Women are dressed in traditional long wraparound skirt (loonghi style) and a tight fitting long blouse or more often these days the usual western shirt or T-shirt. Young girls are in jeans or short skirts at times (much less than their Thai counterparts). The men have taken to international style trouser/ capris and shirt. What is cool to me is the big conical hat thats ubiquitous. Its mostly worn by street vendors .. a pleasant sight!!
Besides Lao, there are a few Christians and Muslims - mostly of Indian origin. They are typically Tamilians whose forefathers had somehow made it to Laos around the time of war. (I haven’t understood that part). Fortunately for many of them Indian restaurants (equipped with TVs playing Tamilian and Bollywood channels ) serve chai besides the usual biryanis and aloo palak kind of meals. That’s comes to me as a true blessing!! Nothing competes with strong punch of ‘Indian chai’ which I strongly missed in Thailand!!!

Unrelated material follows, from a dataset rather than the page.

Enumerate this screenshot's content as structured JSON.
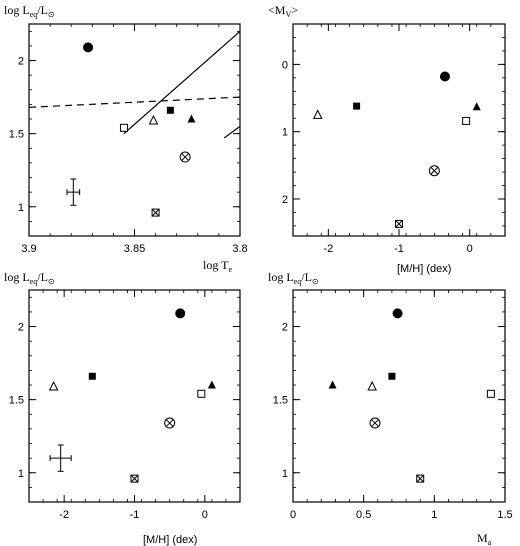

“Lao-ness” is defined by Buddhism (Theravada) which emphasis detachment, Thus strong emotions are taboo in Lao society. Karma (like in Indian society) determines their path in life and hence they tend not to get too worked up about their future. Their typical relaxed laid back, unhurried attitude is can be mistaken for a lack of ambition. Its quite usual to see people chill out with the all famous Lao Beer or Lao Hai (lao whisky … costing about the same price as water!).
A French saying goes “ the Vietnamese plant rice, the Cambodians watch it grow and the Lao listen to it grow!”Lao commonly express the notion that ‘too much work’ is bad for the brain and they often would feel sorry for people who think too much. Work without an element of fun (muan) will probably lead to stress (this is the Thai thinking as well .. ‘sanook’ – which I understand as in ‘masti’ in Hindi is a vital necessary ingredient in everyday life).
Thailand has a huge influence on Laos. All TV sets I’ve seen play Thai channels .. soaps, music. While jeans and tops can pass off as daily wear, mini skirts are reserved for bars. it’s the pick up girls ‘dress code’ almost. I visited some bars here out of curiosity .. its fun. One of them was a haunt for local youth. They shy away from revealing clothes - almost all were in long skirts or jeans, long sleeved tops and jackets unlike their Thai counterparts. Different genres of music typically play – Lao, Thai, English (60s .. like Elvis, Beatles).
Lao music is gentle and so is the dance … the hands are used a lot – delicately and expressively (imagine a Meena Kumara using her hands). Each time the song ends .. everyone clears the floor .. rush back to their seats and return for the next dance. (funny!) … In seriously ‘elite’ bars, pick up girls (a la Thai style) are seen dancing with older successful moneyed men. A ‘menu’ of such girls is available at the entrance. They sit outside the bar in a row waiting to be picked up. They aren’t a loud, arrogant lot - rather shy, extremely good looking, and ultra feminine in long shiny black hair, full lips (so characteristic of Laos women) and doll like long legs. Vow!
Hope to be back here once again .. but fear it would have lost some bit of its quaint Lao-ness which is so distinct and heart-warming!